Depuis le 1er mai 2019, les nouvelles sociétés sont constituées en se conformant aux dispositions du CSA. Depuis le 1er janvier 2020, toute modification statutaire envisagée par une société requiert une mise en conformité de l’intégralité de ses statuts. En outre, les dispositions d’ordre impératif sont d’application obligatoire tandis que les dispositions à caractère supplétif s’appliquent, à condition que les statuts de la société n’y dérogent pas.

Formalités à accomplir au plus tard le 1er janvier 2024

a) Modification des statuts – généralités

Il est impératif que les sociétés et les associations aient mis leurs statuts en conformité avec les dispositions du CSA avant le 1er janvier 2024. Par conséquent, les dispositions et autres mentions désormais non valides doivent être supprimées tandis que les autres clauses statutaires doivent être ajustées au CSA.

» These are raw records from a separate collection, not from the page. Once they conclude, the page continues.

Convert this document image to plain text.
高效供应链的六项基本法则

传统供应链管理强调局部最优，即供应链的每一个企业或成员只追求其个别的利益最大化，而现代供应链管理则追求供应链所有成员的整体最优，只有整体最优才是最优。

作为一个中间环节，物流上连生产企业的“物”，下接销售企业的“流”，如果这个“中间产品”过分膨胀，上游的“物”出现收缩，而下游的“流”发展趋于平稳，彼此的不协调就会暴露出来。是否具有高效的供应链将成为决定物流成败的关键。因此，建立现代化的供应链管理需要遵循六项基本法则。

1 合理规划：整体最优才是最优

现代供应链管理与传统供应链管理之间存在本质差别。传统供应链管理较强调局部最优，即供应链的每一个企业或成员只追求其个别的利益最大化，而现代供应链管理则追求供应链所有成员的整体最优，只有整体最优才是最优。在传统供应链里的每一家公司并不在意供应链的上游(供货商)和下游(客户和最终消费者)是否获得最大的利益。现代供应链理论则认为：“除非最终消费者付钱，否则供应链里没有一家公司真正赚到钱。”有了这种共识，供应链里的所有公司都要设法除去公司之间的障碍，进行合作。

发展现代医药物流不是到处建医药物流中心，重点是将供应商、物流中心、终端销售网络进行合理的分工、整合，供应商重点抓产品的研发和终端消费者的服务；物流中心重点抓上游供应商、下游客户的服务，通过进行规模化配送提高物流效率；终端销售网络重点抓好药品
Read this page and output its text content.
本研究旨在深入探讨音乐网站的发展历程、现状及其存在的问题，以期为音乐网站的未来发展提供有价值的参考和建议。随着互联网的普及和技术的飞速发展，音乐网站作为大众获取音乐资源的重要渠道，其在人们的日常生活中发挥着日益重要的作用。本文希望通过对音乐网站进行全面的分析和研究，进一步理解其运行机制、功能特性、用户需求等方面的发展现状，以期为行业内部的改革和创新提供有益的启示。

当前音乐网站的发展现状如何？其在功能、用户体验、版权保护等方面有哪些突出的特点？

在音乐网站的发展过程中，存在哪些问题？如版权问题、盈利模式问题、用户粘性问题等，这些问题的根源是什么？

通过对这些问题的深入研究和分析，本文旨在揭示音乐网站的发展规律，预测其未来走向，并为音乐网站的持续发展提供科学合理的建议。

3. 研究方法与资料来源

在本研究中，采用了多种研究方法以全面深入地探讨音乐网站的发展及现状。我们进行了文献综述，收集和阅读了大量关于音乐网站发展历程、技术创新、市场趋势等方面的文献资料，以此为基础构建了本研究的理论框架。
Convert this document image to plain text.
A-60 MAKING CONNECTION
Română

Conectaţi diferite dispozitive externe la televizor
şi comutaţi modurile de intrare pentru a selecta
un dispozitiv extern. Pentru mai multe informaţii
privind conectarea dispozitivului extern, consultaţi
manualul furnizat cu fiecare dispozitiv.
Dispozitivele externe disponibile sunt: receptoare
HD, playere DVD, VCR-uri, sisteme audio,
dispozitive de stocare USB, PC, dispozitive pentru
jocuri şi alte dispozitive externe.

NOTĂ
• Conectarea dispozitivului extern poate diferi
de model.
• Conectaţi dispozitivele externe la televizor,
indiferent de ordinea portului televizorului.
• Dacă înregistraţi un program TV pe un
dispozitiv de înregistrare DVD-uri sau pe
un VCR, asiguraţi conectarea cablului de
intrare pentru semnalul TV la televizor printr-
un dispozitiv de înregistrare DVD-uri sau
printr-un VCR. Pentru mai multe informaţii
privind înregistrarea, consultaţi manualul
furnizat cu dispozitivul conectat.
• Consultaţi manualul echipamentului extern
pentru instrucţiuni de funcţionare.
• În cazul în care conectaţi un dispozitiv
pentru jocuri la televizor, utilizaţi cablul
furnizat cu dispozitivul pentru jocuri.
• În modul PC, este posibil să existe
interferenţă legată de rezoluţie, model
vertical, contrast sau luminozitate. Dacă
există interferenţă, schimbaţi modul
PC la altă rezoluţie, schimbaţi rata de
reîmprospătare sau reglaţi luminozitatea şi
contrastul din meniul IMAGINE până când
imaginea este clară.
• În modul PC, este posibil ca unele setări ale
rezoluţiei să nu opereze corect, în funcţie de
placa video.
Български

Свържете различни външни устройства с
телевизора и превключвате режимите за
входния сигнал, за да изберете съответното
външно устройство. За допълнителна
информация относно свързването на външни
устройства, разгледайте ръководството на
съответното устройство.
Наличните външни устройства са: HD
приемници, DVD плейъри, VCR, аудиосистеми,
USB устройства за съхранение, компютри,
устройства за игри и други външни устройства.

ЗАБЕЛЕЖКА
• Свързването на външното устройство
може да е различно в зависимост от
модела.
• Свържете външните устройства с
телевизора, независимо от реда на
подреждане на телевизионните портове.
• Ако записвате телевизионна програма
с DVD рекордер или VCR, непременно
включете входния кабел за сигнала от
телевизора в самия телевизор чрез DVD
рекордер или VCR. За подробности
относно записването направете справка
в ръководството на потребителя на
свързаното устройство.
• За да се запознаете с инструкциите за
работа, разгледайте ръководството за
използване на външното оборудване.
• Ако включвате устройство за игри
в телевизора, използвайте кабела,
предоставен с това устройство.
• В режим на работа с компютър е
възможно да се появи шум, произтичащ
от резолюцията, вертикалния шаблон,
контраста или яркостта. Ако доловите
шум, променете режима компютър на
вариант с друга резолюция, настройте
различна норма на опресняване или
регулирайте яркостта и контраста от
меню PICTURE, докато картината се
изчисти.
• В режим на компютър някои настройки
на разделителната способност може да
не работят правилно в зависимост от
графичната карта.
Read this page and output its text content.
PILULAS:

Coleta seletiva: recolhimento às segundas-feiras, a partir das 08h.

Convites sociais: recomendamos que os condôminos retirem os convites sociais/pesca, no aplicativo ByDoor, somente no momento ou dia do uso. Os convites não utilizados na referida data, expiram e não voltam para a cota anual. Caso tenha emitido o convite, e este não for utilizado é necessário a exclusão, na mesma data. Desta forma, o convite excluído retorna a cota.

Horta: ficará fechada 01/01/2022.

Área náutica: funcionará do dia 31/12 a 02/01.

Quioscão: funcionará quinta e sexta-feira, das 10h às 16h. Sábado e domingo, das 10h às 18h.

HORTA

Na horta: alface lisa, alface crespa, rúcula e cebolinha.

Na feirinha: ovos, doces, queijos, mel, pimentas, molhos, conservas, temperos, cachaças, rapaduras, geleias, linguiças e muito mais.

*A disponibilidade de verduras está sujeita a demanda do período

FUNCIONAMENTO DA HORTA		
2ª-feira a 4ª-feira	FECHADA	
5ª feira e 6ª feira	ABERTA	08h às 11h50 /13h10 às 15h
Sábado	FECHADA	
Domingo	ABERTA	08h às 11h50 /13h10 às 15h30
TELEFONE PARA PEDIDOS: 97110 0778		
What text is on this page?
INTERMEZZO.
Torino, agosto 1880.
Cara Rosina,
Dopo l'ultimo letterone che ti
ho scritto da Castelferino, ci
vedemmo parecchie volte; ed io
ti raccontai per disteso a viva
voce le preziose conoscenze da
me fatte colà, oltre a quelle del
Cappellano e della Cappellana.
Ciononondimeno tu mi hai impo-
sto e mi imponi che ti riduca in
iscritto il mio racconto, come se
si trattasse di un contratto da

b) Modification de certaines formes juridiques de sociétés

Les sociétés dont les formes juridiques sont abolies doivent procéder à l’adaptation de leurs statuts à la nouvelle forme prescrite par le CSA avant la date butoir. A défaut, elles sont automatiquement transformées en une autre forme de société, comme suit :

  1. la société en commandite par actions est convertie en une société anonyme à administrateur unique ;
  2. la société agricole deviend une société en nom collectif. Si celle-ci compte des associés commanditaires, elle se transforme en société en commandite ;
  3. le groupement d’intérêt économique évolue en une société en nom collectif ;
  4. la société coopérative à responsabilité illimitée prend la forme d’une société en nom collectif ; et
  5. la société coopérative à responsabilité limitée se transforme en une société à responsabilité limitée.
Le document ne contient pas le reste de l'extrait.